A quick reference for LDS and STS:
you may load data with:
--:-:1:-:2 LDS.32 lds_dst, [ptr];
02:-:-:-:2 MOV dst, lds_dst;
and store data to shared memory with:
--:1:-:-:2 STS.32 [ptr], sts_src;
Note that the ptr is 32-bit wide for shared memory.
LDS and STS also support constant offset, e.g.,
STS.32 [ptr+0x100], sts_src;
How can I get the "ptr" of the shared memory?
I just what to test the latency and the throughput of the LDS and STS, and here is my code: --:-:1:-:2 LDS.32 R100, [0x100]; 02:-:-:-:2 MOV R200, R100; --:-:-:-:2 EXIT; (I will copy LDS instruction 10000 times if I use it right.) The Error code is : CUDA Error: an illegal memory access was encountered.
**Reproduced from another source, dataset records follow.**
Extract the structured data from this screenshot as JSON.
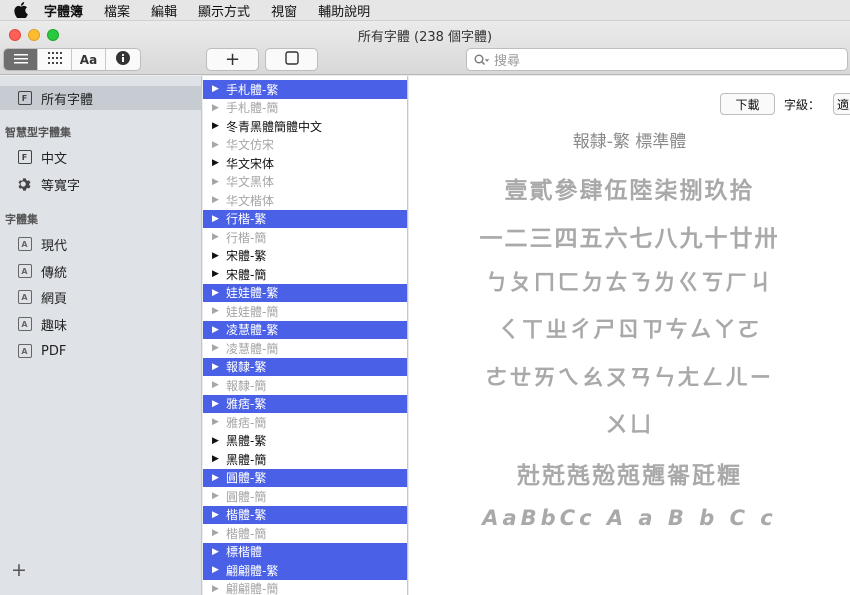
{
  "menubar": {
    "items": [
      "字體簿",
      "檔案",
      "編輯",
      "顯示方式",
      "視窗",
      "輔助說明"
    ]
  },
  "window": {
    "title": "所有字體 (238 個字體)"
  },
  "toolbar": {
    "view_segments": [
      "list-icon",
      "grid-icon",
      "Aa",
      "info-icon"
    ],
    "add_label": "+",
    "search_placeholder": "搜尋"
  },
  "sidebar": {
    "all_fonts": "所有字體",
    "smart_heading": "智慧型字體集",
    "smart_items": [
      "中文",
      "等寬字"
    ],
    "collections_heading": "字體集",
    "collections": [
      "現代",
      "傳統",
      "網頁",
      "趣味",
      "PDF"
    ],
    "add_label": "+"
  },
  "font_list": [
    {
      "label": "手札體-繁",
      "state": "selected"
    },
    {
      "label": "手札體-簡",
      "state": "dim"
    },
    {
      "label": "冬青黑體簡體中文",
      "state": "normal"
    },
    {
      "label": "华文仿宋",
      "state": "dim"
    },
    {
      "label": "华文宋体",
      "state": "normal"
    },
    {
      "label": "华文黑体",
      "state": "dim"
    },
    {
      "label": "华文楷体",
      "state": "dim"
    },
    {
      "label": "行楷-繁",
      "state": "selected"
    },
    {
      "label": "行楷-簡",
      "state": "dim"
    },
    {
      "label": "宋體-繁",
      "state": "normal"
    },
    {
      "label": "宋體-簡",
      "state": "normal"
    },
    {
      "label": "娃娃體-繁",
      "state": "selected"
    },
    {
      "label": "娃娃體-簡",
      "state": "dim"
    },
    {
      "label": "凌慧體-繁",
      "state": "selected"
    },
    {
      "label": "凌慧體-簡",
      "state": "dim"
    },
    {
      "label": "報隸-繁",
      "state": "selected"
    },
    {
      "label": "報隸-簡",
      "state": "dim"
    },
    {
      "label": "雅痞-繁",
      "state": "selected"
    },
    {
      "label": "雅痞-簡",
      "state": "dim"
    },
    {
      "label": "黑體-繁",
      "state": "normal"
    },
    {
      "label": "黑體-簡",
      "state": "normal"
    },
    {
      "label": "圓體-繁",
      "state": "selected"
    },
    {
      "label": "圓體-簡",
      "state": "dim"
    },
    {
      "label": "楷體-繁",
      "state": "selected"
    },
    {
      "label": "楷體-簡",
      "state": "dim"
    },
    {
      "label": "標楷體",
      "state": "selected"
    },
    {
      "label": "翩翩體-繁",
      "state": "selected"
    },
    {
      "label": "翩翩體-簡",
      "state": "dim"
    }
  ],
  "preview": {
    "download_label": "下載",
    "size_label": "字級：",
    "size_value": "適",
    "title": "報隸-繁 標準體",
    "lines": [
      "壹貳參肆伍陸柒捌玖拾",
      "一二三四五六七八九十廿卅",
      "ㄅㄆㄇㄈㄉㄊㄋㄌㄍㄎㄏㄐ",
      "ㄑㄒㄓㄔㄕㄖㄗㄘㄙㄚㄛ",
      "ㄜㄝㄞㄟㄠㄡㄢㄣㄤㄥㄦㄧ",
      "ㄨㄩ",
      "兙兛兞兝兡兣嗧瓩糎"
    ],
    "latin": "AaBbCc  A  a  B  b  C  c"
  },
  "colors": {
    "selection": "#4a60e6",
    "sidebar_bg": "#dfe3e8",
    "preview_text": "#a9a9a9"
  }
}
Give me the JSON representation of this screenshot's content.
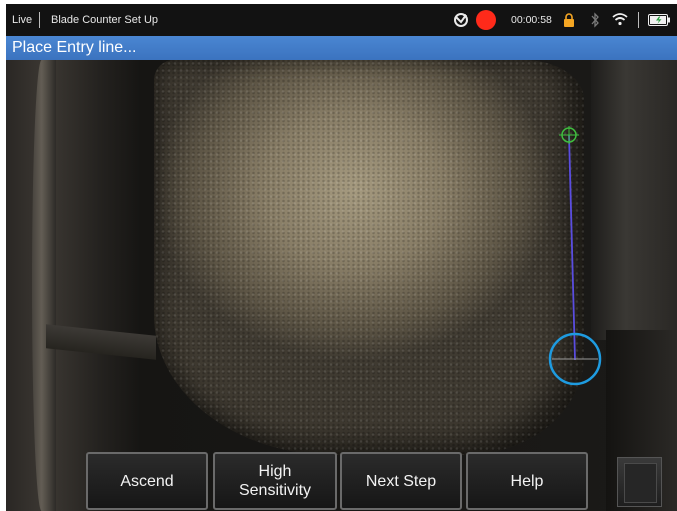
{
  "status_bar": {
    "mode": "Live",
    "title": "Blade Counter Set Up",
    "timer": "00:00:58",
    "icons": [
      "sync-icon",
      "record-icon",
      "lock-icon",
      "bluetooth-icon",
      "wifi-icon",
      "battery-icon"
    ],
    "record_color": "#ff2a1a",
    "lock_color": "#f5a623"
  },
  "prompt": {
    "text": "Place Entry line..."
  },
  "toolbar": {
    "ascend": "Ascend",
    "sensitivity_line1": "High",
    "sensitivity_line2": "Sensitivity",
    "next_step": "Next Step",
    "help": "Help"
  },
  "colors": {
    "prompt_bar": "#3b73bf",
    "entry_line": "#5a4de0",
    "cursor_ring": "#1e9be0",
    "top_marker": "#3fbf3f"
  }
}
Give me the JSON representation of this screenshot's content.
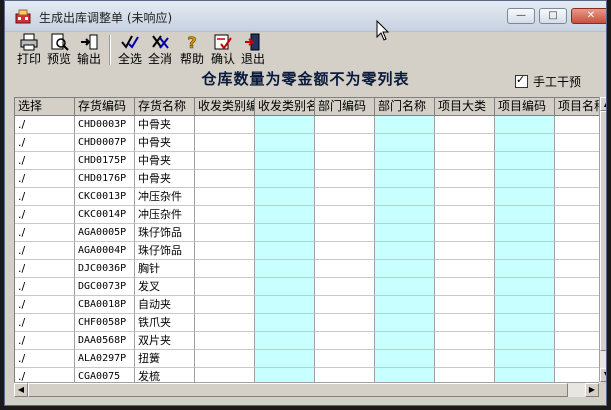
{
  "window": {
    "title": "生成出库调整单 (未响应)",
    "controls": {
      "minimize": "—",
      "maximize": "□",
      "close": "✕"
    }
  },
  "toolbar": {
    "buttons": [
      {
        "label": "打印",
        "icon": "printer-icon"
      },
      {
        "label": "预览",
        "icon": "preview-icon"
      },
      {
        "label": "输出",
        "icon": "export-icon"
      },
      {
        "label": "全选",
        "icon": "select-all-icon"
      },
      {
        "label": "全消",
        "icon": "deselect-all-icon"
      },
      {
        "label": "帮助",
        "icon": "help-icon"
      },
      {
        "label": "确认",
        "icon": "confirm-icon"
      },
      {
        "label": "退出",
        "icon": "exit-icon"
      }
    ]
  },
  "report": {
    "heading": "仓库数量为零金额不为零列表"
  },
  "manual": {
    "label": "手工干预",
    "checked": true
  },
  "grid": {
    "columns": [
      "选择",
      "存货编码",
      "存货名称",
      "收发类别编码",
      "收发类别名称",
      "部门编码",
      "部门名称",
      "项目大类",
      "项目编码",
      "项目名称"
    ],
    "rows": [
      {
        "select": "./",
        "code": "CHD0003P",
        "name": "中骨夹"
      },
      {
        "select": "./",
        "code": "CHD0007P",
        "name": "中骨夹"
      },
      {
        "select": "./",
        "code": "CHD0175P",
        "name": "中骨夹"
      },
      {
        "select": "./",
        "code": "CHD0176P",
        "name": "中骨夹"
      },
      {
        "select": "./",
        "code": "CKC0013P",
        "name": "冲压杂件"
      },
      {
        "select": "./",
        "code": "CKC0014P",
        "name": "冲压杂件"
      },
      {
        "select": "./",
        "code": "AGA0005P",
        "name": "珠仔饰品"
      },
      {
        "select": "./",
        "code": "AGA0004P",
        "name": "珠仔饰品"
      },
      {
        "select": "./",
        "code": "DJC0036P",
        "name": "胸针"
      },
      {
        "select": "./",
        "code": "DGC0073P",
        "name": "发叉"
      },
      {
        "select": "./",
        "code": "CBA0018P",
        "name": "自动夹"
      },
      {
        "select": "./",
        "code": "CHF0058P",
        "name": "铁爪夹"
      },
      {
        "select": "./",
        "code": "DAA0568P",
        "name": "双片夹"
      },
      {
        "select": "./",
        "code": "ALA0297P",
        "name": "扭簧"
      },
      {
        "select": "./",
        "code": "CGA0075",
        "name": "发梳"
      }
    ]
  },
  "colors": {
    "cyan_column": "#c8ffff",
    "window_face": "#d4d0c8"
  }
}
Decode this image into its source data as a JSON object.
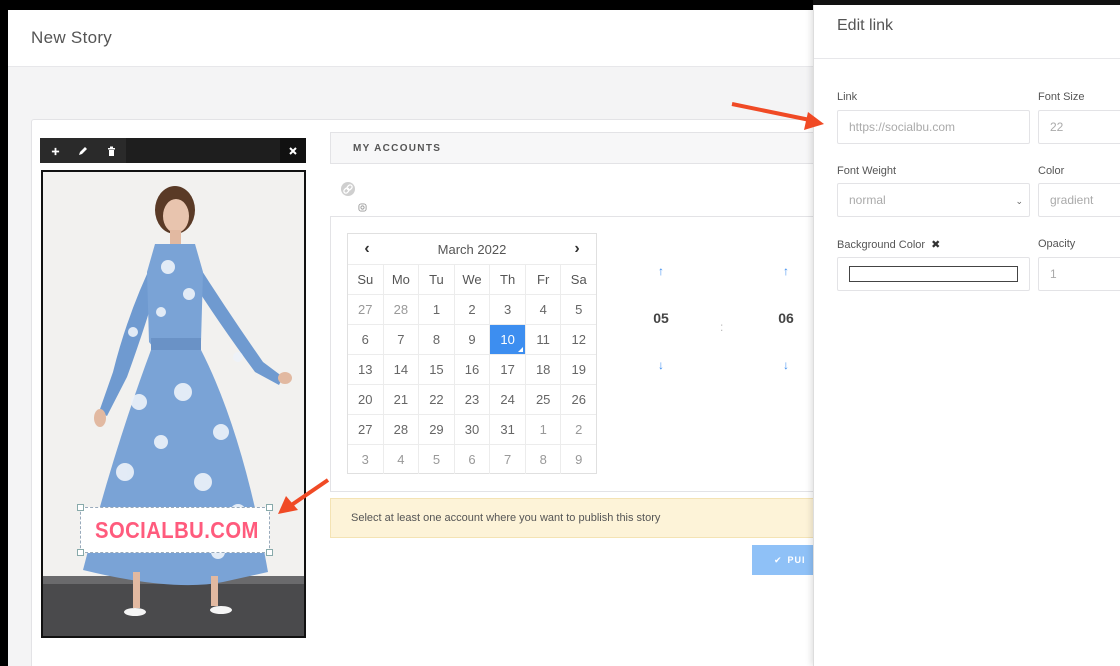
{
  "page": {
    "title": "New Story"
  },
  "toolbar": {
    "icons": [
      "plus-icon",
      "pencil-icon",
      "trash-icon",
      "close-icon"
    ]
  },
  "sticker": {
    "text": "SOCIALBU.COM",
    "color": "#ff5b7d"
  },
  "accounts": {
    "label": "MY ACCOUNTS"
  },
  "calendar": {
    "month_label": "March 2022",
    "weekdays": [
      "Su",
      "Mo",
      "Tu",
      "We",
      "Th",
      "Fr",
      "Sa"
    ],
    "weeks": [
      [
        "27",
        "28",
        "1",
        "2",
        "3",
        "4",
        "5"
      ],
      [
        "6",
        "7",
        "8",
        "9",
        "10",
        "11",
        "12"
      ],
      [
        "13",
        "14",
        "15",
        "16",
        "17",
        "18",
        "19"
      ],
      [
        "20",
        "21",
        "22",
        "23",
        "24",
        "25",
        "26"
      ],
      [
        "27",
        "28",
        "29",
        "30",
        "31",
        "1",
        "2"
      ],
      [
        "3",
        "4",
        "5",
        "6",
        "7",
        "8",
        "9"
      ]
    ],
    "selected": "10",
    "accent": "#3d8ef0"
  },
  "time": {
    "hours": "05",
    "separator": ":",
    "minutes": "06"
  },
  "notice": {
    "text": "Select at least one account where you want to publish this story"
  },
  "publish": {
    "label": "PUI"
  },
  "panel": {
    "title": "Edit link",
    "link_label": "Link",
    "link_placeholder": "https://socialbu.com",
    "font_size_label": "Font Size",
    "font_size_value": "22",
    "font_weight_label": "Font Weight",
    "font_weight_value": "normal",
    "color_label": "Color",
    "color_value": "gradient",
    "bg_color_label": "Background Color",
    "opacity_label": "Opacity",
    "opacity_value": "1"
  }
}
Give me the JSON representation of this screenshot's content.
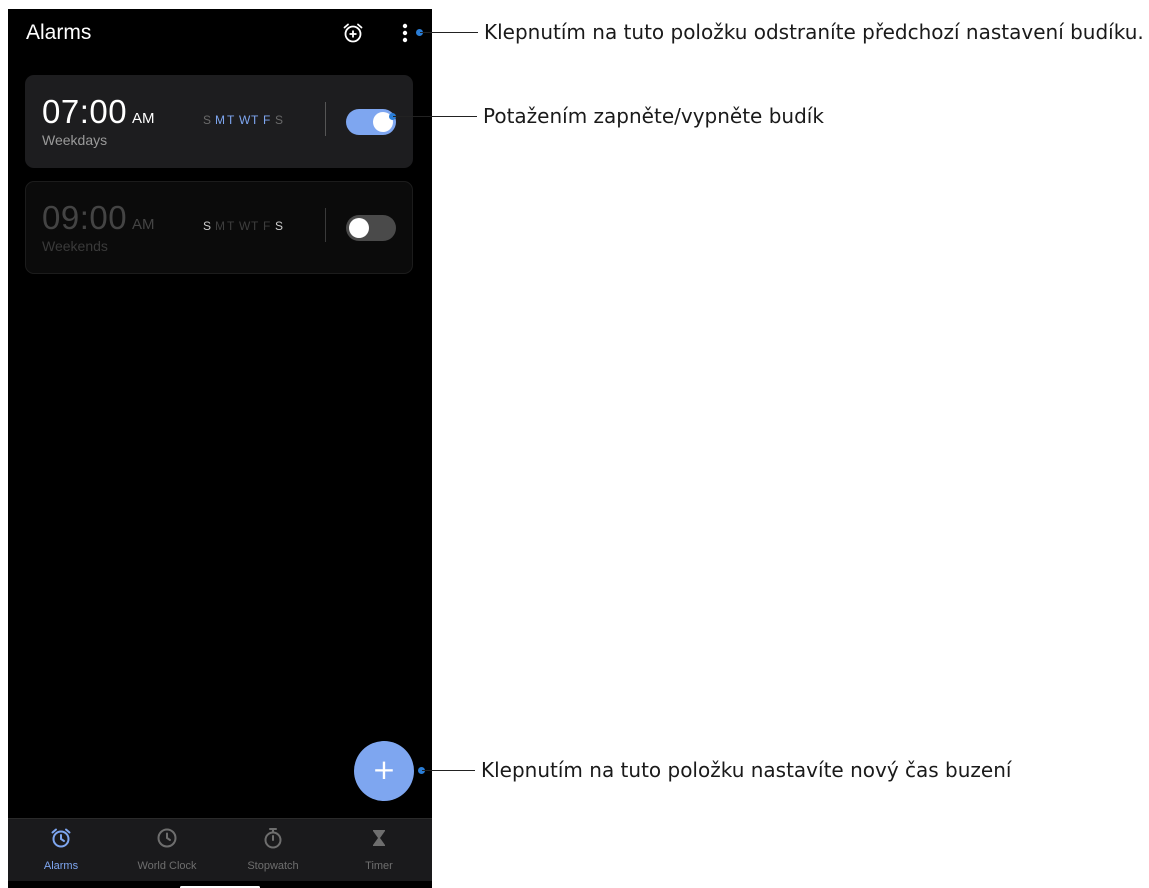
{
  "header": {
    "title": "Alarms",
    "add_alarm_icon": "alarm-add-icon",
    "menu_icon": "more-vertical-icon"
  },
  "alarms": [
    {
      "time": "07:00",
      "ampm": "AM",
      "label": "Weekdays",
      "days": [
        "S",
        "M",
        "T",
        "W",
        "T",
        "F",
        "S"
      ],
      "active_days": [
        false,
        true,
        true,
        true,
        true,
        true,
        false
      ],
      "enabled": true
    },
    {
      "time": "09:00",
      "ampm": "AM",
      "label": "Weekends",
      "days": [
        "S",
        "M",
        "T",
        "W",
        "T",
        "F",
        "S"
      ],
      "active_days": [
        true,
        false,
        false,
        false,
        false,
        false,
        true
      ],
      "enabled": false
    }
  ],
  "fab": {
    "label": "+",
    "icon": "plus-icon"
  },
  "nav": {
    "items": [
      {
        "label": "Alarms",
        "icon": "alarm-clock-icon",
        "active": true
      },
      {
        "label": "World Clock",
        "icon": "clock-icon",
        "active": false
      },
      {
        "label": "Stopwatch",
        "icon": "stopwatch-icon",
        "active": false
      },
      {
        "label": "Timer",
        "icon": "hourglass-icon",
        "active": false
      }
    ]
  },
  "callouts": {
    "menu": "Klepnutím na tuto položku odstraníte předchozí nastavení budíku.",
    "toggle": "Potažením zapněte/vypněte budík",
    "fab": "Klepnutím na tuto položku nastavíte nový čas buzení"
  },
  "colors": {
    "accent": "#7ea6f0",
    "background": "#000000",
    "callout_dot": "#2a7dd6"
  }
}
I know the "0x100" is a wrong address, but How to get a right one.
Many thx.
I have added an example to how to measure the throughput of lds32 (https://github.com/daadaada/turingas/tree/master/examples/bench/smem). You can try it.
I just read your paper about gemm optimization (IPDPS) and winograd optimization (PPOPP), and I am very interested in the turingas. But the lack of sample code makes me so hard to start.
So, could you please upload more sample code? First of all, could you please upload the sample code about LDS and STS shared memory?
Thx.